L.H.T.
Bölüm I
Her sabah çalan zilin tek düze sesi kulaklarımda çınlarken, gözlerimi araladım ve yine her zamanki gibi oda arkadaşımın histerik sayıklamaları eşliğinde güne başladım.
‘Uyandığında onlarla savaşmalısın! Ayakların ve ellerin senin sözünü dinlemeyecek. Gözlerini bile zor açacaksın. Bir rüyada olduğunu sanacaksın. Sakın aldanma ve savaş onlarla! Gerçeklik orada! Yakala onu!’ dedi ve sonrasında örtüsünü kafasına kadar çekip yatağının içinde bir top gibi kıvrıldı. Mor göz çukurları ve neredeyse saydam gibi görünmesini sağlayacak kadar beyaz bir teni vardı. Deli gibi sayıklayıp durmasa ve birkaç öğün bir şeyler yese yakışıklı bile sayılabilirdi belki de.
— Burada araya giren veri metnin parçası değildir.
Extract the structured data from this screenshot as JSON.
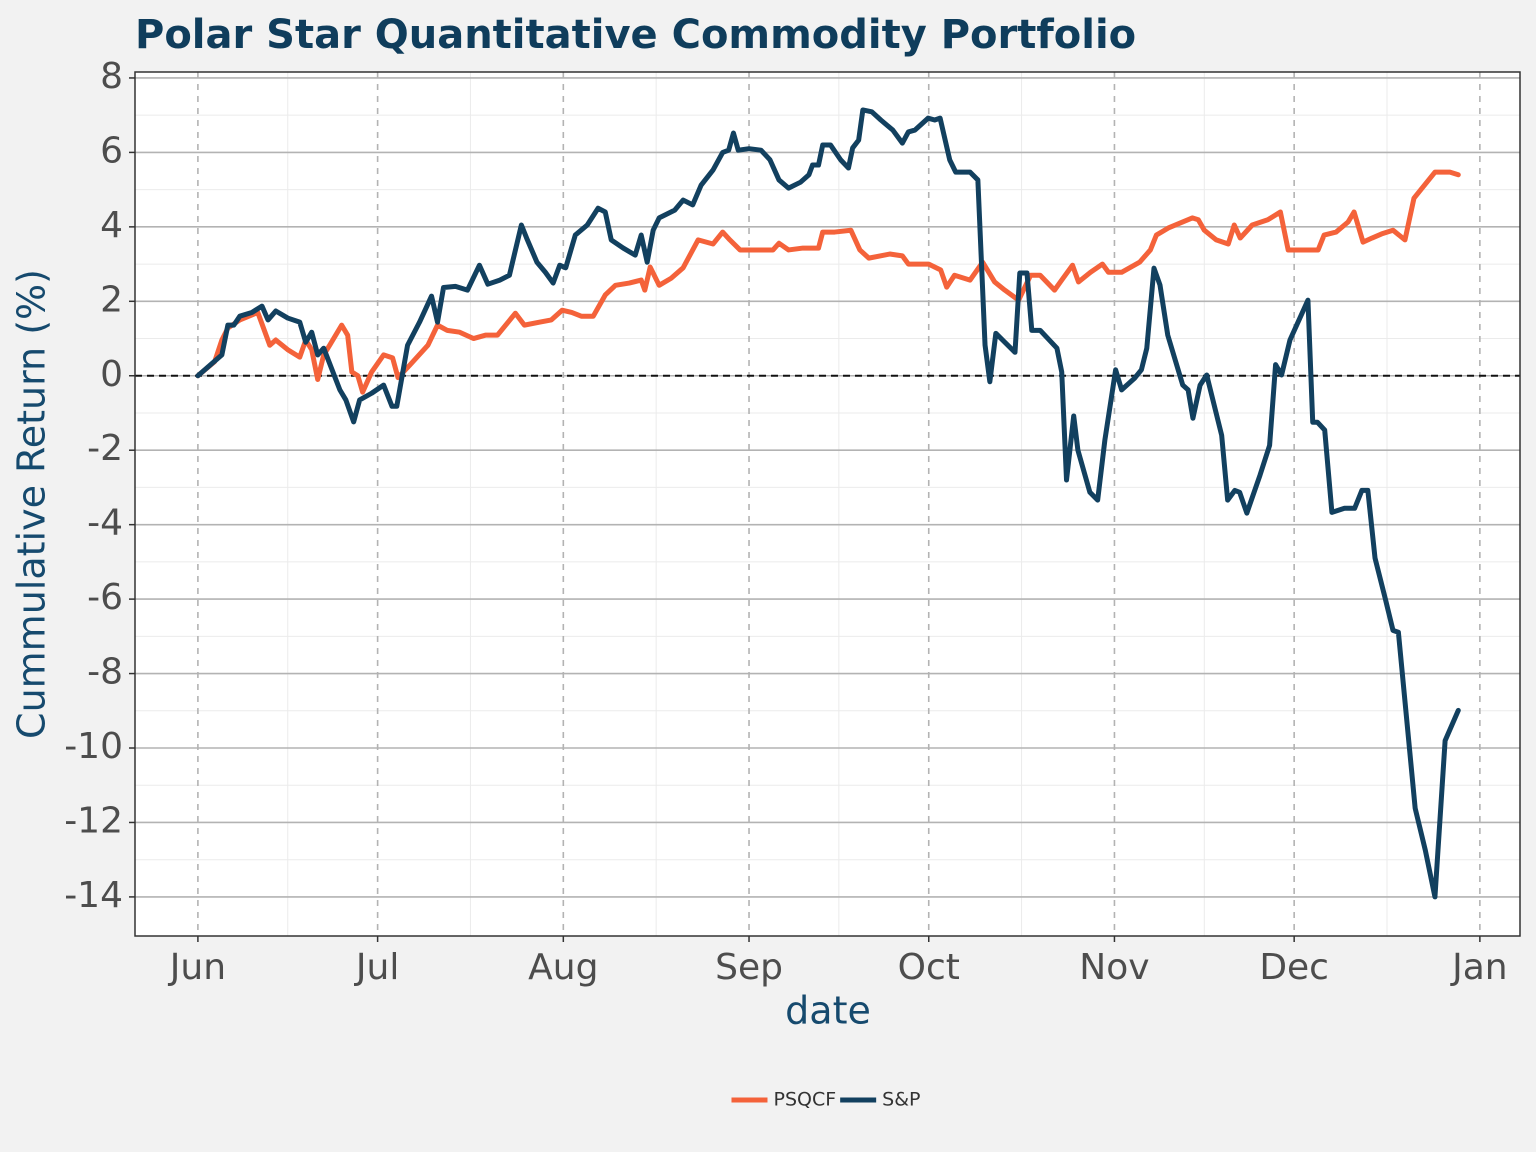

Kendi kendime gülümsedim. Her sabah aynı şeyleri duymak insanın sinirlerini bozuyordu ama bu sabah benim neşemi hiçbir şey kaçıramazdı. Bugün, yani on sekizinci yaş günümde, bu lanet olasıca yerden kaçıp kurtulacaktım.
Pis bakışlı, iri yarı, şişman bir gardiyan elindeki sert ve siyah sopayı koğuşumuzun demir tellerine vurdu ve genizden gelen kalın sesiyle bağırdı:
‘Herkes koğuşları terk etsin!’ ve kısık bir sesle gözleriyle beni baştan aşağı süzerek ekledi ‘Sen de güzelim.’ Kel kafasında birikmiş ter damlalarını yatağımın başından bile görebiliyordum. Kendime hakim oldum ve tiksintiyle bacaklarımı açıkta bırakan geceliği çekiştirip kendime çeki düzen vermeye çalışırken ne deniliyorsa yaptım. Nasıl olsa bunlara son kez katlanacaktım.
Gardiyanın diğer mahkumları rahatsız etmek için ayrıldığından emin olduğumda elimi dikkatlice yastığımın altına kaydırdım ve toka tellerini birleştirerek el yordamıyla yaptığım keskin olmayan ama kesinlikle bir tehlikeyle karşılaşırsam birine saplayabileceğim küçük bıçağı çekip aldım. Standart olan kot pantolon ve beyaz tişörtümü giyindim ve el yapımı bıçağımı kot pantolonun arka cebine attım. Sonra vazgeçtim ve yan ceplerimden birine koydum. Pislik herifler bazen kıçıma çok dikkatli bakıyorlardı. Gardiyanların yüzleri ve bana bakışları aklıma gelince tekrar iğrendim ve suratımı buruşturarak koğuşu terk etmeye başladım.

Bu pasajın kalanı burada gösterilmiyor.